L’évaluation de l’impact de la démarche permettrait ainsi à chaque professionnel de se positionner dans une boucle d’amélioration continue de ses pratiques et d’entretenir une relation constructive avec les patients ayant subi un dommage.

NOTES

(1) Annonce d’un dommage associé aux soins, guide destiné aux professionnels de santé exerçant en établissement de santé ou en ville, mars 2011, HAS, collection “Amélioration des pratique et sécurité des patients”, disponible sur www.has-sante.fr.

(2) Décret 2010-1408 du 12 novembre 2010.

(3) Article L. 1111-2 du Code de la Santé publique et article 35 du Code de Déontologie médicale.

(4) Se référer aux définitions précises de ces occurrences dans le guide de la HAS susmentionné, p. 51.

DIX CONDUITES À ÉVITER

1. Nier ses propres émotions ou les renvoyer au patient en guise de “défense”.

2. Rester isolé alors qu’un soutien extérieur est nécessaire.

3. Refuser que le patient soit accompagné lors de l’entretien d’annonce du dommage.

4. Manifester de l’agressivité.

5. Utiliser le jargon médical.

6. Spéculer sur les faits.

7. Blâmer une personne.

8. Nier ou dissimuler le dommage du patient.

9. Culpabiliser le patient.

10. Nier sa propre responsabilité le cas échéant.

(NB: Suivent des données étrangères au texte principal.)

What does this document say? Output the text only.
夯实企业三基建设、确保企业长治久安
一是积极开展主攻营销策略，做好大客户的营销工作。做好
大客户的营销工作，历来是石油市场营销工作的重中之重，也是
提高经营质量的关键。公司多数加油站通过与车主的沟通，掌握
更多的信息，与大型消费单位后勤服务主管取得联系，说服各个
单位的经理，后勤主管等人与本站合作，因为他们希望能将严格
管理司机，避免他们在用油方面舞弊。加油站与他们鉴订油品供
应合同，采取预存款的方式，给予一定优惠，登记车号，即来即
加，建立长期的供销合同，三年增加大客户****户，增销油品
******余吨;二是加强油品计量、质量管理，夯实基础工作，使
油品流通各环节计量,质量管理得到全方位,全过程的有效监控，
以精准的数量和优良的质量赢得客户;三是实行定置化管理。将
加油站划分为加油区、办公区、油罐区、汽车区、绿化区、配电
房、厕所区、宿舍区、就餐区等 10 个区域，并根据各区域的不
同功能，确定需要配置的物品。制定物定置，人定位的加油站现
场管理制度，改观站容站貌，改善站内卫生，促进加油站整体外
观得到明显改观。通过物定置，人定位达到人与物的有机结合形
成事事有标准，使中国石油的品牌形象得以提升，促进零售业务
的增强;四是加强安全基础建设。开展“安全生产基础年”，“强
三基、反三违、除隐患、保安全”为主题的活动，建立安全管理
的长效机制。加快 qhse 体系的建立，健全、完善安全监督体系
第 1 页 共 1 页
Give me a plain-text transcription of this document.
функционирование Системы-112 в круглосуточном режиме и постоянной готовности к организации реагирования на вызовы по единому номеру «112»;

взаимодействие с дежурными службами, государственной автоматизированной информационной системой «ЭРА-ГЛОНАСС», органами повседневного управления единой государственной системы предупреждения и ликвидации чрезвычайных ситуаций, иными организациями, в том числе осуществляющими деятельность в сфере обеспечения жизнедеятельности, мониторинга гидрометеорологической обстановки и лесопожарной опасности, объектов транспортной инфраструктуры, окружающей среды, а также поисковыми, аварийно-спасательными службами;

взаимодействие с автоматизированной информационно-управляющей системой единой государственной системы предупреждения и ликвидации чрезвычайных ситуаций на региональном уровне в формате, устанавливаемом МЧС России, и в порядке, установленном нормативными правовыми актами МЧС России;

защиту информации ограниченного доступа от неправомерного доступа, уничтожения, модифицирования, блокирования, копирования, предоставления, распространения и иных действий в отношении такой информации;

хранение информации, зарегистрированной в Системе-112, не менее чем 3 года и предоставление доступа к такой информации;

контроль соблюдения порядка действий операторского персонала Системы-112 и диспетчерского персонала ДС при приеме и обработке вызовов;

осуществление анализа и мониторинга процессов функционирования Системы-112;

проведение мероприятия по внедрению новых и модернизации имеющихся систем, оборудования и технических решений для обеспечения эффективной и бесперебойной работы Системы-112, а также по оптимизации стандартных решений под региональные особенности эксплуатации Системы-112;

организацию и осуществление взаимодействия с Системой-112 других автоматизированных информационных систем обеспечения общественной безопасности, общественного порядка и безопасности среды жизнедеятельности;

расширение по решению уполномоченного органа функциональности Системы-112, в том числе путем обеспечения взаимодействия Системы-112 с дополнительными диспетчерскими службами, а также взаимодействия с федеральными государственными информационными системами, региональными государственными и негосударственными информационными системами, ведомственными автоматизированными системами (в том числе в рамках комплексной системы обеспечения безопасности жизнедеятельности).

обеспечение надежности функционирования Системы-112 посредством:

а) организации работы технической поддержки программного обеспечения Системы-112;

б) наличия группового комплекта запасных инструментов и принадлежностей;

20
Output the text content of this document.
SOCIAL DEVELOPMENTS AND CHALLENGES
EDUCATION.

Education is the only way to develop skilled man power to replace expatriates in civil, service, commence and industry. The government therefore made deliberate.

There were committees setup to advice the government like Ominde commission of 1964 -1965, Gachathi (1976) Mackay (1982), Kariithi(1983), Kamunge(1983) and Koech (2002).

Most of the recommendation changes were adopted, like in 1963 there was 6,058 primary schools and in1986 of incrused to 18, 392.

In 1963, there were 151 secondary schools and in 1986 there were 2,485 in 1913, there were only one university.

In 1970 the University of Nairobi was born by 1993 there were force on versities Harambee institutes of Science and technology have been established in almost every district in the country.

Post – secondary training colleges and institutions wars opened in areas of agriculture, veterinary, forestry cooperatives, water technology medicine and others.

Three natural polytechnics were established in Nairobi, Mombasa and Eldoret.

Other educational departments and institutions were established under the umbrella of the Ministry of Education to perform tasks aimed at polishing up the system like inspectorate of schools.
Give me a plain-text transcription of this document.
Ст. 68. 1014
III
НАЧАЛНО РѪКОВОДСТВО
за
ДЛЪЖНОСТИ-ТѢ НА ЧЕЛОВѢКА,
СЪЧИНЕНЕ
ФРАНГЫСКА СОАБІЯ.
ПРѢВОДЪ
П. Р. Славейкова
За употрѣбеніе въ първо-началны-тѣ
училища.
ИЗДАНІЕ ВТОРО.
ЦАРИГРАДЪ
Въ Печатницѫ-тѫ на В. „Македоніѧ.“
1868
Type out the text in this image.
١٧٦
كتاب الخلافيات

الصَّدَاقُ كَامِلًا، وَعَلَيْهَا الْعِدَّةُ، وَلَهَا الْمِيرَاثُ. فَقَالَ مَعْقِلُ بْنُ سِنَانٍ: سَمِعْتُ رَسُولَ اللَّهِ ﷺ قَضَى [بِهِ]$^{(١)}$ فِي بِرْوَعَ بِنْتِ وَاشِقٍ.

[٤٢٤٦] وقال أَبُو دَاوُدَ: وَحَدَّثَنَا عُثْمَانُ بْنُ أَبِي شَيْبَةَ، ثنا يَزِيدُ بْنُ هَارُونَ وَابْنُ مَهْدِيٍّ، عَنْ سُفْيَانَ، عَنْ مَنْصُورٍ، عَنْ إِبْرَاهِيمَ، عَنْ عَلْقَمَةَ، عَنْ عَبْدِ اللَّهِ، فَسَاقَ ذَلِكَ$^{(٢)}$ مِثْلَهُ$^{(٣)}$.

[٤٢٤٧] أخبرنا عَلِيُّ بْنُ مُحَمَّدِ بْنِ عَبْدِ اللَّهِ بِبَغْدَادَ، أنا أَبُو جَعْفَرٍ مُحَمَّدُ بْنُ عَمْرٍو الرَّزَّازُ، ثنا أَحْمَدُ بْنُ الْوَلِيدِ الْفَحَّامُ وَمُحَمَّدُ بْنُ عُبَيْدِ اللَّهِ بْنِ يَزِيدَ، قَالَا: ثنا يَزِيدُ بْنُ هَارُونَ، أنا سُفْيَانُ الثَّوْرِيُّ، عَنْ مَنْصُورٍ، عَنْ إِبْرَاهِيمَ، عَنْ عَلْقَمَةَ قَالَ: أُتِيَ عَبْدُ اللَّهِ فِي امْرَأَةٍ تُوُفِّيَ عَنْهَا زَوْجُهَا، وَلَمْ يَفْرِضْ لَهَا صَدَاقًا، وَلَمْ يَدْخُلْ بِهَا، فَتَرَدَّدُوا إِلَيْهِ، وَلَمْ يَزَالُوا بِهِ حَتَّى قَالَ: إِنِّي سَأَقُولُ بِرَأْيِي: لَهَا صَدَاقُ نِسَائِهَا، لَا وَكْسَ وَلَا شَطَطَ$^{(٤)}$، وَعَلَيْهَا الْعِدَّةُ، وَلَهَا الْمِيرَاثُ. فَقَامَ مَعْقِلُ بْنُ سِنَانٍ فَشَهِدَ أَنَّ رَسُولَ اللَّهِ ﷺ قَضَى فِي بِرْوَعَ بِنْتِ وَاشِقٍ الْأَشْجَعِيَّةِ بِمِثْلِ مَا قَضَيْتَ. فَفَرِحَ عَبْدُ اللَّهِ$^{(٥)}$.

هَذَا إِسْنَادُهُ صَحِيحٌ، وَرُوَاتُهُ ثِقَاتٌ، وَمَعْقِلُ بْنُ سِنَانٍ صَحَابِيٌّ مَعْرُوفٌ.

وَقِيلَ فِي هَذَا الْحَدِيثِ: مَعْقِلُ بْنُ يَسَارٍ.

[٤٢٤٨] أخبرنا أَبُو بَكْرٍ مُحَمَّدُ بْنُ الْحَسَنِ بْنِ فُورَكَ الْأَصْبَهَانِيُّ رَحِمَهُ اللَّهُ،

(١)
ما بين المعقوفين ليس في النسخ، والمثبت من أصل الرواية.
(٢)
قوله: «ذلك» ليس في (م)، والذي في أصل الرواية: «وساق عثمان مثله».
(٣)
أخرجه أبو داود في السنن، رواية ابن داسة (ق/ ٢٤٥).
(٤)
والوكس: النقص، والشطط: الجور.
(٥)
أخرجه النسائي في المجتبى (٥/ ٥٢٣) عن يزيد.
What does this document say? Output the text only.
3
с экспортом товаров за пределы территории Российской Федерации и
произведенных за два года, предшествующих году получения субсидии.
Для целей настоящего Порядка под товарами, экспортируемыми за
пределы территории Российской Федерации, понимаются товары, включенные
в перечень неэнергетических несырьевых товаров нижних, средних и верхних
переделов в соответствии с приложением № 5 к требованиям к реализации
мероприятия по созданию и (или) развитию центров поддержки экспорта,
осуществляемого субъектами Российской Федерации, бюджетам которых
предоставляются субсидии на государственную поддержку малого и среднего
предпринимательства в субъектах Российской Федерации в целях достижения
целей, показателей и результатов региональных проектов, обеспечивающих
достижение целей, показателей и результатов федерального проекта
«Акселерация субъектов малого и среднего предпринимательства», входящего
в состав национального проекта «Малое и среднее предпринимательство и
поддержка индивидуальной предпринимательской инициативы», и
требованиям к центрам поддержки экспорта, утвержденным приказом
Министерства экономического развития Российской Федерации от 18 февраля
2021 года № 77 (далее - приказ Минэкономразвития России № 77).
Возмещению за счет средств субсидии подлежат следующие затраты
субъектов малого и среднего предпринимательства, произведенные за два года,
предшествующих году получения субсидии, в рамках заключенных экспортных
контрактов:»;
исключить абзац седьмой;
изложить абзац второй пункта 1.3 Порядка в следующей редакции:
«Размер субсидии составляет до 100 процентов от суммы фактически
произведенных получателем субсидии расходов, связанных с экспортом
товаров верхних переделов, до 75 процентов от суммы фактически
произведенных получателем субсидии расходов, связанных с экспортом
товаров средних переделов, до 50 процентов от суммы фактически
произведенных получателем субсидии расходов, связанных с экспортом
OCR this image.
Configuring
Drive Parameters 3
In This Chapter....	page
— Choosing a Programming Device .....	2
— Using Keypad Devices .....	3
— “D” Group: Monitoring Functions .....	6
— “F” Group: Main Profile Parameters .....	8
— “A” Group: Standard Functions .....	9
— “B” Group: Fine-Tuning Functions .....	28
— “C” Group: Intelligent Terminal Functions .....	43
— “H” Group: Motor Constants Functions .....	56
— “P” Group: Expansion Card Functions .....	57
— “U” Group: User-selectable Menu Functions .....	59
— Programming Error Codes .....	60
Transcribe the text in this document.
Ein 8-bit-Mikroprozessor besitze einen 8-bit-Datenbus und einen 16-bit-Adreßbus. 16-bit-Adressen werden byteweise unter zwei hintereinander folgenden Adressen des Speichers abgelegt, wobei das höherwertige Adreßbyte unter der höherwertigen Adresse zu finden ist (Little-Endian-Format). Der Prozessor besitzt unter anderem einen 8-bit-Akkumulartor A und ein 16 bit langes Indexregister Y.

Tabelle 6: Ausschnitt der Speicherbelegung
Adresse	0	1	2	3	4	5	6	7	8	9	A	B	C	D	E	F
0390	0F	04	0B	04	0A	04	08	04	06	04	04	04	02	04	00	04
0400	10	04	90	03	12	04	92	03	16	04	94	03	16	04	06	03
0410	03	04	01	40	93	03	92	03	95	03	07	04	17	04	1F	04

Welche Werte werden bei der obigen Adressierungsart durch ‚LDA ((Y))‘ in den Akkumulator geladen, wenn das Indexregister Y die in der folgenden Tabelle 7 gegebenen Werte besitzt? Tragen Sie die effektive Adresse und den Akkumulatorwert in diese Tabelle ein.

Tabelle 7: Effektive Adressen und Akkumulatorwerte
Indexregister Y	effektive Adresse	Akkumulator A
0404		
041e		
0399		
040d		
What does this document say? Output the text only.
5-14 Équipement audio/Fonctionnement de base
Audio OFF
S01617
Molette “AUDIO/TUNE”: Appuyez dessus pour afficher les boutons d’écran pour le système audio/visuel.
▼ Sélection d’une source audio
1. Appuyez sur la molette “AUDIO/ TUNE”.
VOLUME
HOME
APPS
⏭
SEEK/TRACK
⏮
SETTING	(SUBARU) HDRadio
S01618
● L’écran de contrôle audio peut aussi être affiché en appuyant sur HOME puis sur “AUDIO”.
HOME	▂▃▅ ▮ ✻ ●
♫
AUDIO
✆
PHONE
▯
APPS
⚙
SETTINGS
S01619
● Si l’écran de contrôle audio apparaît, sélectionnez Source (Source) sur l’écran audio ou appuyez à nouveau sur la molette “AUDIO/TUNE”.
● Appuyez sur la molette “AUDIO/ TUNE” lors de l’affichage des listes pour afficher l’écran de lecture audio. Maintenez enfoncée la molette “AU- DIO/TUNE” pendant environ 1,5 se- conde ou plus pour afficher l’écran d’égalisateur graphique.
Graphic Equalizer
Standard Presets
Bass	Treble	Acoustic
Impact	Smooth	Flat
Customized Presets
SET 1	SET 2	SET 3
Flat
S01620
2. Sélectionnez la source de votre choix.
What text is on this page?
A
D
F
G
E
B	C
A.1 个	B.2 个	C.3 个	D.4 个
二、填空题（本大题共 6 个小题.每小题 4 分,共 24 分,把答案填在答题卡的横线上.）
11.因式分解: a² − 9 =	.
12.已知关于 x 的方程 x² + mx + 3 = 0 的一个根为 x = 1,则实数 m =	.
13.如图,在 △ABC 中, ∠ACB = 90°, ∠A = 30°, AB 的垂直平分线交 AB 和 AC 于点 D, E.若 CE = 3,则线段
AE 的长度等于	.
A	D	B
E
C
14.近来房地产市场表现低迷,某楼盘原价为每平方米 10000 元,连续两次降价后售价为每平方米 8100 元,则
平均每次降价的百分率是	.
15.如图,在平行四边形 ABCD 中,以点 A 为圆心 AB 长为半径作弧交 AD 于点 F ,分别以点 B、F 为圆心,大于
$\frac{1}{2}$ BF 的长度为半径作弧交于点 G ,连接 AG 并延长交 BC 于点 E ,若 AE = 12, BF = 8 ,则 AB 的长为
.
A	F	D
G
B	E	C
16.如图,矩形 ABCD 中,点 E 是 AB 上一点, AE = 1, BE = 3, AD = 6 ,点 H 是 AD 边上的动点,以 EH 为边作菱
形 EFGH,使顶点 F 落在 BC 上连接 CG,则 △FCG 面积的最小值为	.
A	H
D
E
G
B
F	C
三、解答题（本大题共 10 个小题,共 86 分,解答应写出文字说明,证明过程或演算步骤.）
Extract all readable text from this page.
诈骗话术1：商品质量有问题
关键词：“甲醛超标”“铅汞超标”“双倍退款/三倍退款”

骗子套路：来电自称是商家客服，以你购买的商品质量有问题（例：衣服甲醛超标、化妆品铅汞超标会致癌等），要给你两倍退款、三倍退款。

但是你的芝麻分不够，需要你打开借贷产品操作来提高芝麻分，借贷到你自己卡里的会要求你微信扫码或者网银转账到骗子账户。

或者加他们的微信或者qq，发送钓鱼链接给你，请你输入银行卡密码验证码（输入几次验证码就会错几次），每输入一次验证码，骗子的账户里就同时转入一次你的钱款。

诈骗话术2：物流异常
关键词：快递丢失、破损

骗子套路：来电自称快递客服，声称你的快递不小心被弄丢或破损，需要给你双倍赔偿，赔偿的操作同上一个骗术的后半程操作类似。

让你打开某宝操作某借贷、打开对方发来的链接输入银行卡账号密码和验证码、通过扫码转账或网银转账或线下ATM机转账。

DIX REPÈRES INCONTOURNABLES

1. Acquérir ou perfectionner des connaissances et compétences en communication.

2. Communiquer de manière respectueuse, claire, sincère et transparente avec le patient.

3. Communiquer sur des faits connus et sûrs.

4. Reconnaître le dommage.

5. Exprimer des regrets et des excuses.

6. Répondre aux besoins du patient.

7. Prendre en compte l’entourage du patient.

8. Respecter la confidentialité.

9. Respecter l’individualité du patient.

10. Répondre aux besoins des professionnels.

MÉTHODOLOGIE

Techniques de communication pour aborder l’annonce

Extraits de fiches techniques disponibles dans le guide de la HAS, rédigées par des professionnels experts.

→ Le questionnement éthique

C’est une méthode de décision et d’apaisement qui consiste à s’interroger sur sa pratique, tout au long de sa carrière, à réfléchir sur la société que l’on souhaite, société qui serait à la fois image et conséquence de ses actes.

→ L’écoute active

Elle permet au professionnel de créer un climat propice à l’expression du patient, quant à son ressenti, à l’événement indésirable lui-même et aux questions qu’il soulève. Elle suppose une interrogation en amont du professionnel sur lui-même, sur ses ressources et ses fragilités. En entretien, elle consiste à jouer autant sur les paroles que sur les silences, la reformulation étant nécessaire pour s’assurer d’un échange ouvert et efficace dans une relation d’aide.

→ Les réactions prévisibles des patients

L’annonce d’un dommage lié aux soins s’apparente à un travail de deuil pour le patient et ses proches. Dès lors, la relation soignant-soigné doit être supportée par des attitudes aidantes et une libre expression des sentiments respectant le rythme et les coutumes de chacun.

→ La prise en charge des professionnels de santé

Elle pose la question d’une démarche adaptée au milieu et aux circonstances dans lesquels le professionnel évolue : elle nécessite une confidentialité absolue doublée d’un dialogue poussé amenant le professionnel à prendre conscience qu’il a besoin d’aide.